- Ralph Gaines House
- U.S. National Register of Historic Places
- Nearest city: Elberton, Georgia
- Coordinates: 34°12′09″N 82°48′32″W﻿ / ﻿34.20250°N 82.80889°W
- Area: 24 acres (9.7 ha)
- Built: 1825
- Architectural style: Log construction
- NRHP reference No.: 77000422
- Added to NRHP: October 5, 1977

= Ralph Gaines House =

The Ralph Gaines House, near Elberton, Georgia, was built in 1825. It was listed on the National Register of Historic Places in 1977. The listing included three contributing buildings on 24 acre.

It is a log cabin and frame cottage built by Ralph Gaines around 1820 and expanded around 1840. The northwest room and hall of the cottage is the original log cabin. It has a veranda across three-fourths of its front facade.

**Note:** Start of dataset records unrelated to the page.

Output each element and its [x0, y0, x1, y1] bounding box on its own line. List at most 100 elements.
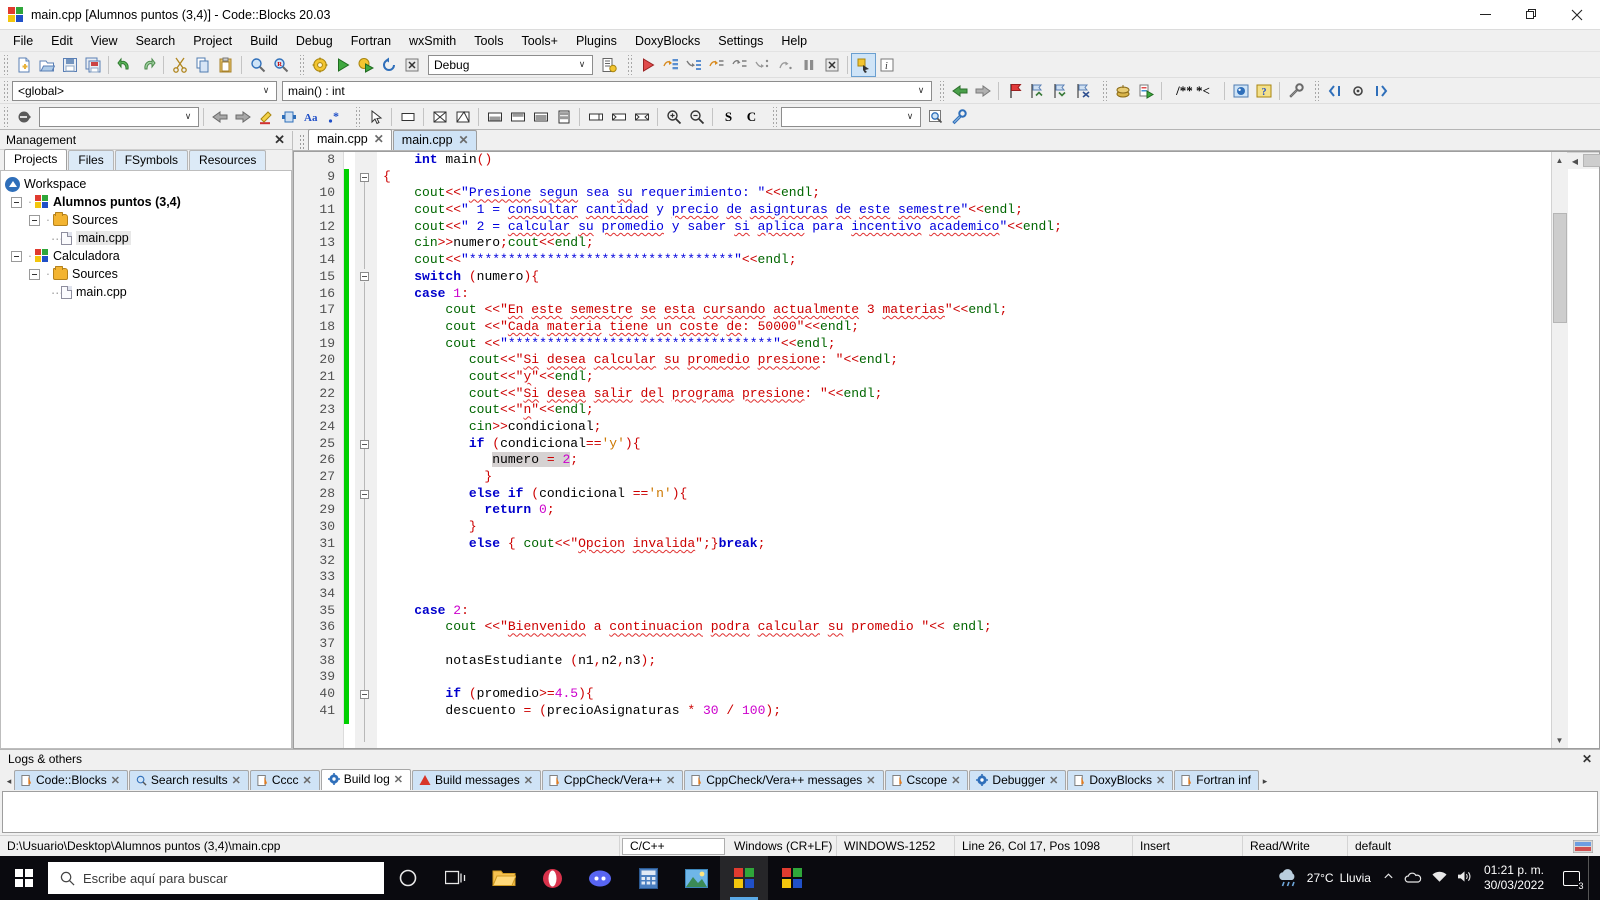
tree-item-main-cpp-2[interactable]: ⋯ main.cpp	[5, 283, 291, 301]
toggle-bookmark-icon[interactable]	[1003, 80, 1026, 102]
log-tab-cppcheck-vera-messages[interactable]: CppCheck/Vera++ messages ✕	[684, 770, 884, 790]
toolbar-grip[interactable]	[2, 80, 9, 101]
code-text[interactable]: int main() { cout<<"Presione segun sea s…	[377, 152, 1551, 748]
menu-debug[interactable]: Debug	[287, 32, 342, 50]
menu-tools-plus[interactable]: Tools+	[512, 32, 566, 50]
paste-icon[interactable]	[214, 54, 237, 76]
close-icon[interactable]: ✕	[374, 132, 384, 146]
scroll-track[interactable]	[1551, 168, 1568, 732]
zoom-out-icon[interactable]	[685, 106, 708, 128]
box-sizer-h-icon[interactable]	[483, 106, 506, 128]
minimize-button[interactable]	[1462, 0, 1508, 30]
help-icon[interactable]: ?	[1252, 80, 1275, 102]
step-into-instruction-icon[interactable]	[751, 54, 774, 76]
volume-icon[interactable]	[1457, 870, 1472, 886]
rebuild-icon[interactable]	[377, 54, 400, 76]
menu-tools[interactable]: Tools	[465, 32, 512, 50]
next-match-icon[interactable]	[231, 106, 254, 128]
tree-item-alumnos-puntos[interactable]: · Alumnos puntos (3,4)	[5, 193, 291, 211]
tree-item-sources-1[interactable]: · Sources	[5, 211, 291, 229]
logs-scroll-left-icon[interactable]: ◂	[4, 772, 14, 790]
close-icon[interactable]: ✕	[866, 774, 875, 787]
prev-match-icon[interactable]	[208, 106, 231, 128]
log-tab-cccc[interactable]: Cccc ✕	[249, 770, 320, 790]
scroll-left-icon[interactable]: ◀	[1567, 153, 1583, 169]
fold-toggle-icon[interactable]	[360, 272, 369, 281]
build-icon[interactable]	[308, 54, 331, 76]
discord-icon[interactable]	[576, 856, 624, 900]
flex-grid-sizer-icon[interactable]	[451, 106, 474, 128]
build-target-select[interactable]: Debug ∨	[428, 54, 593, 75]
log-tab-build-messages[interactable]: Build messages ✕	[411, 770, 541, 790]
scroll-up-icon[interactable]: ▲	[1551, 152, 1568, 168]
codeblocks-icon[interactable]	[720, 856, 768, 900]
tab-fsymbols[interactable]: FSymbols	[114, 150, 189, 170]
select-icon[interactable]	[277, 106, 300, 128]
log-tab-codeblocks[interactable]: Code::Blocks ✕	[14, 770, 128, 790]
doxyblocks-config-icon[interactable]	[1284, 80, 1307, 102]
menu-project[interactable]: Project	[184, 32, 241, 50]
box-sizer-v-icon[interactable]	[506, 106, 529, 128]
save-icon[interactable]	[58, 54, 81, 76]
cortana-icon[interactable]	[384, 856, 432, 900]
project-tree[interactable]: Workspace · Alumnos puntos (3,4) · Sourc…	[0, 170, 292, 749]
log-tab-debugger[interactable]: Debugger ✕	[969, 770, 1067, 790]
close-icon[interactable]: ✕	[1049, 774, 1058, 787]
tab-projects[interactable]: Projects	[4, 149, 68, 170]
stretch-spacer-icon[interactable]	[607, 106, 630, 128]
photos-icon[interactable]	[672, 856, 720, 900]
menu-build[interactable]: Build	[241, 32, 287, 50]
tab-files[interactable]: Files	[68, 150, 114, 170]
various-info-icon[interactable]: i	[875, 54, 898, 76]
step-into-icon[interactable]	[682, 54, 705, 76]
toolbar-grip[interactable]	[2, 54, 9, 75]
toolbar-grip[interactable]	[1313, 80, 1320, 101]
panel-icon[interactable]	[396, 106, 419, 128]
static-box-sizer-icon[interactable]	[529, 106, 552, 128]
tree-item-calculadora[interactable]: · Calculadora	[5, 247, 291, 265]
fortran-search-input[interactable]: ∨	[781, 106, 921, 127]
close-icon[interactable]: ✕	[1156, 774, 1165, 787]
log-tab-build-log[interactable]: Build log ✕	[320, 769, 411, 790]
network-icon[interactable]	[1432, 871, 1447, 886]
toolbar-grip[interactable]	[771, 106, 778, 127]
scroll-thumb[interactable]	[1552, 213, 1567, 323]
editor-horizontal-scrollbar[interactable]: ◀ ▶	[1567, 152, 1600, 169]
tree-item-workspace[interactable]: Workspace	[5, 175, 291, 193]
menu-fortran[interactable]: Fortran	[342, 32, 400, 50]
close-icon[interactable]: ✕	[232, 774, 241, 787]
doxyblocks-comment-button[interactable]: /** *<	[1166, 80, 1220, 102]
toolbar-grip[interactable]	[298, 54, 305, 75]
menu-wxsmith[interactable]: wxSmith	[400, 32, 465, 50]
spacer-icon[interactable]	[584, 106, 607, 128]
stop-debugger-icon[interactable]	[820, 54, 843, 76]
log-tab-doxyblocks[interactable]: DoxyBlocks ✕	[1067, 770, 1174, 790]
log-tab-search-results[interactable]: Search results ✕	[128, 770, 249, 790]
fold-toggle-icon[interactable]	[360, 490, 369, 499]
copy-icon[interactable]	[191, 54, 214, 76]
fortran-c-button[interactable]: C	[740, 106, 763, 128]
notification-center-button[interactable]	[1556, 856, 1586, 900]
show-desktop-button[interactable]	[1588, 856, 1596, 900]
weather-widget[interactable]: 27°C Lluvia	[1271, 856, 1377, 900]
close-icon[interactable]: ✕	[303, 774, 312, 787]
previous-bookmark-icon[interactable]	[1026, 80, 1049, 102]
menu-help[interactable]: Help	[772, 32, 816, 50]
save-all-icon[interactable]	[81, 54, 104, 76]
editor-tab-grip[interactable]	[299, 134, 304, 150]
back-icon[interactable]	[948, 80, 971, 102]
next-instruction-icon[interactable]	[728, 54, 751, 76]
grid-sizer-icon[interactable]	[428, 106, 451, 128]
doxyblocks-extract-icon[interactable]	[1134, 80, 1157, 102]
incremental-search-input[interactable]: ∨	[39, 106, 199, 127]
collapse-icon[interactable]	[29, 268, 40, 280]
scope-global-select[interactable]: <global> ∨	[12, 80, 277, 101]
build-log-output[interactable]	[2, 791, 1598, 833]
close-icon[interactable]: ✕	[1578, 752, 1596, 766]
fold-toggle-icon[interactable]	[360, 172, 369, 182]
menu-file[interactable]: File	[4, 32, 42, 50]
close-icon[interactable]: ✕	[524, 774, 533, 787]
collapse-icon[interactable]	[29, 214, 40, 226]
clear-search-icon[interactable]	[12, 106, 35, 128]
open-file-icon[interactable]	[35, 54, 58, 76]
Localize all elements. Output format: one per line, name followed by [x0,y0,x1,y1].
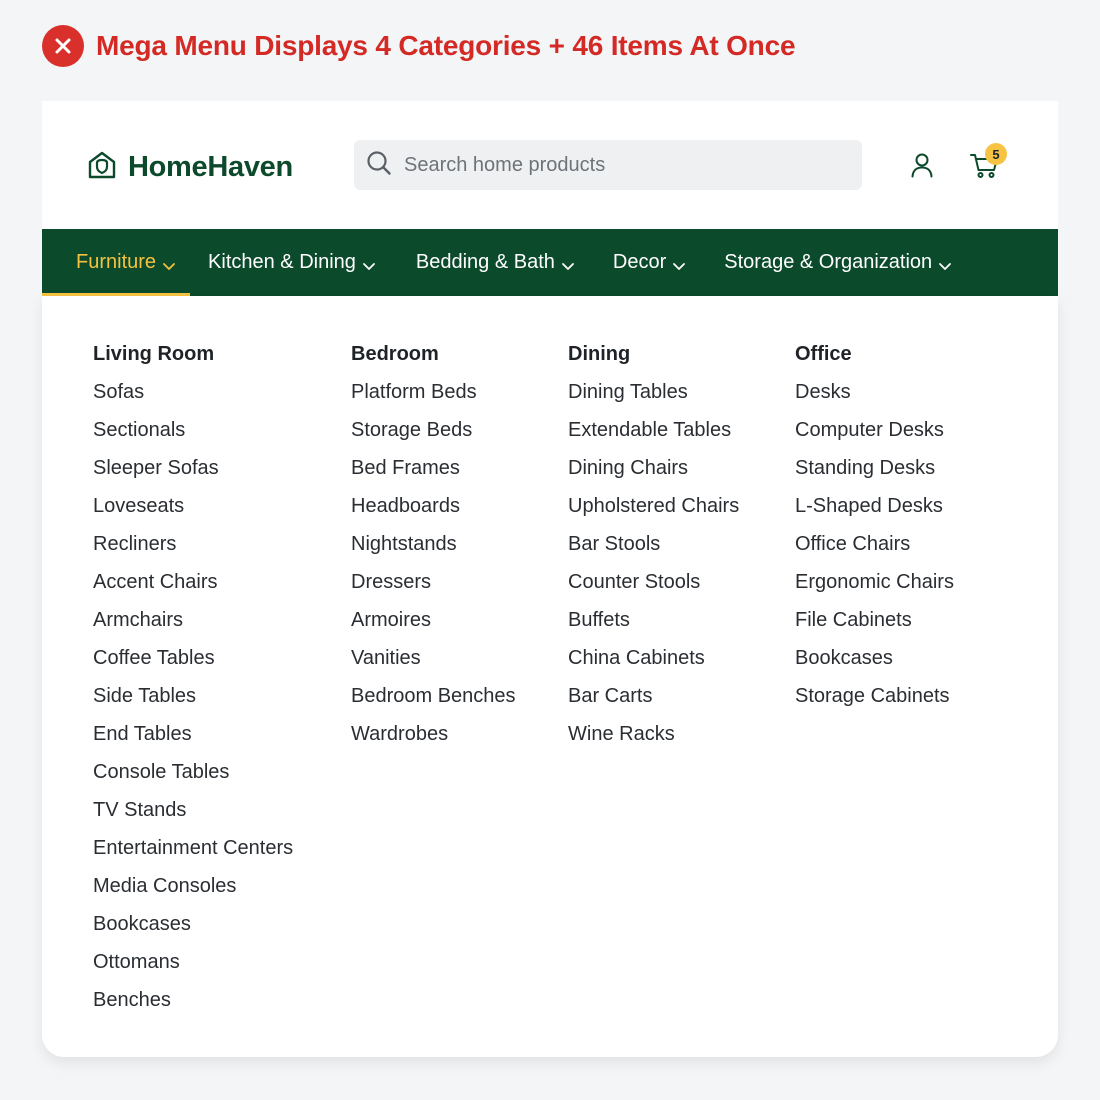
house-shield-icon [86,149,118,186]
column-heading[interactable]: Office [795,342,954,380]
menu-link[interactable]: Loveseats [93,494,293,532]
menu-link[interactable]: Upholstered Chairs [568,494,739,532]
menu-link[interactable]: Dressers [351,570,516,608]
menu-link[interactable]: Ergonomic Chairs [795,570,954,608]
menu-link[interactable]: Coffee Tables [93,646,293,684]
menu-link[interactable]: Counter Stools [568,570,739,608]
nav-item-kitchen-dining[interactable]: Kitchen & Dining [194,229,390,296]
chevron-down-icon [162,256,176,270]
mega-menu-panel: Living Room Sofas Sectionals Sleeper Sofas… [42,296,1058,1057]
category-nav: Furniture Kitchen & Dining Bedding & Bat… [42,229,1058,296]
column-list: Sofas Sectionals Sleeper Sofas Loveseats Rec… [93,380,293,1026]
search-bar[interactable] [354,140,862,190]
menu-link[interactable]: Storage Beds [351,418,516,456]
nav-label: Furniture [76,251,157,273]
column-heading[interactable]: Living Room [93,342,293,380]
nav-label: Kitchen & Dining [208,251,356,273]
menu-link[interactable]: Armoires [351,608,516,646]
nav-item-furniture[interactable]: Furniture [42,229,191,296]
menu-link[interactable]: Vanities [351,646,516,684]
menu-link[interactable]: Benches [93,988,293,1026]
nav-label: Storage & Organization [724,251,933,273]
nav-item-decor[interactable]: Decor [599,229,700,296]
menu-link[interactable]: Buffets [568,608,739,646]
verdict-title: Mega Menu Displays 4 Categories + 46 Ite… [96,30,796,61]
menu-link[interactable]: Headboards [351,494,516,532]
search-input[interactable] [404,153,844,177]
cart-count-badge: 5 [985,143,1007,165]
chevron-down-icon [561,256,575,270]
chevron-down-icon [362,256,376,270]
menu-link[interactable]: China Cabinets [568,646,739,684]
menu-link[interactable]: L-Shaped Desks [795,494,954,532]
menu-link[interactable]: Bar Stools [568,532,739,570]
menu-link[interactable]: Bed Frames [351,456,516,494]
menu-link[interactable]: Wardrobes [351,722,516,760]
site-frame: HomeHaven 5 [42,101,1058,1057]
brand-logo[interactable]: HomeHaven [86,149,293,186]
close-circle-icon [42,25,84,67]
menu-link[interactable]: Standing Desks [795,456,954,494]
user-icon[interactable] [908,151,936,179]
site-header: HomeHaven 5 [42,101,1058,229]
menu-link[interactable]: Bookcases [795,646,954,684]
menu-link[interactable]: Ottomans [93,950,293,988]
menu-link[interactable]: Entertainment Centers [93,836,293,874]
menu-link[interactable]: TV Stands [93,798,293,836]
brand-name: HomeHaven [128,151,293,183]
search-icon [366,150,392,181]
menu-link[interactable]: Office Chairs [795,532,954,570]
menu-link[interactable]: Desks [795,380,954,418]
nav-item-storage-organization[interactable]: Storage & Organization [710,229,966,296]
menu-column-dining: Dining Dining Tables Extendable Tables Din… [568,342,739,760]
menu-link[interactable]: Wine Racks [568,722,739,760]
column-list: Dining Tables Extendable Tables Dining Cha… [568,380,739,760]
menu-column-living-room: Living Room Sofas Sectionals Sleeper Sofas… [93,342,293,1026]
column-list: Desks Computer Desks Standing Desks L-Shape… [795,380,954,722]
menu-link[interactable]: Console Tables [93,760,293,798]
menu-link[interactable]: Sectionals [93,418,293,456]
menu-link[interactable]: Recliners [93,532,293,570]
menu-link[interactable]: Armchairs [93,608,293,646]
menu-link[interactable]: Sofas [93,380,293,418]
menu-column-office: Office Desks Computer Desks Standing Desks… [795,342,954,722]
menu-link[interactable]: Computer Desks [795,418,954,456]
menu-link[interactable]: Bookcases [93,912,293,950]
menu-link[interactable]: Nightstands [351,532,516,570]
menu-link[interactable]: Platform Beds [351,380,516,418]
menu-link[interactable]: Media Consoles [93,874,293,912]
nav-label: Bedding & Bath [415,251,555,273]
column-heading[interactable]: Dining [568,342,739,380]
column-heading[interactable]: Bedroom [351,342,516,380]
chevron-down-icon [672,256,686,270]
nav-item-bedding-bath[interactable]: Bedding & Bath [402,229,589,296]
verdict-banner: Mega Menu Displays 4 Categories + 46 Ite… [42,25,796,67]
menu-link[interactable]: File Cabinets [795,608,954,646]
menu-link[interactable]: Side Tables [93,684,293,722]
menu-link[interactable]: End Tables [93,722,293,760]
column-list: Platform Beds Storage Beds Bed Frames Headb… [351,380,516,760]
menu-link[interactable]: Accent Chairs [93,570,293,608]
menu-link[interactable]: Dining Tables [568,380,739,418]
chevron-down-icon [938,256,952,270]
menu-column-bedroom: Bedroom Platform Beds Storage Beds Bed Fra… [351,342,516,760]
menu-link[interactable]: Sleeper Sofas [93,456,293,494]
menu-link[interactable]: Bar Carts [568,684,739,722]
menu-link[interactable]: Storage Cabinets [795,684,954,722]
menu-link[interactable]: Extendable Tables [568,418,739,456]
nav-label: Decor [612,251,667,273]
menu-link[interactable]: Bedroom Benches [351,684,516,722]
menu-link[interactable]: Dining Chairs [568,456,739,494]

According to the 1976 National Register nomination, it was important architecturally for the original log cabin portion of the house, mostly hidden, and for the nearby log shed barns. Most of the log cabin is enclosed within later framing or covered by weatherboarding; the only visible portion of it is its chimney with a "diaper pattern of glazed headers." In 1977, it was home of direct descendants of Ralph Gaines.

It is located north of Elberton on Georgia State Route 368.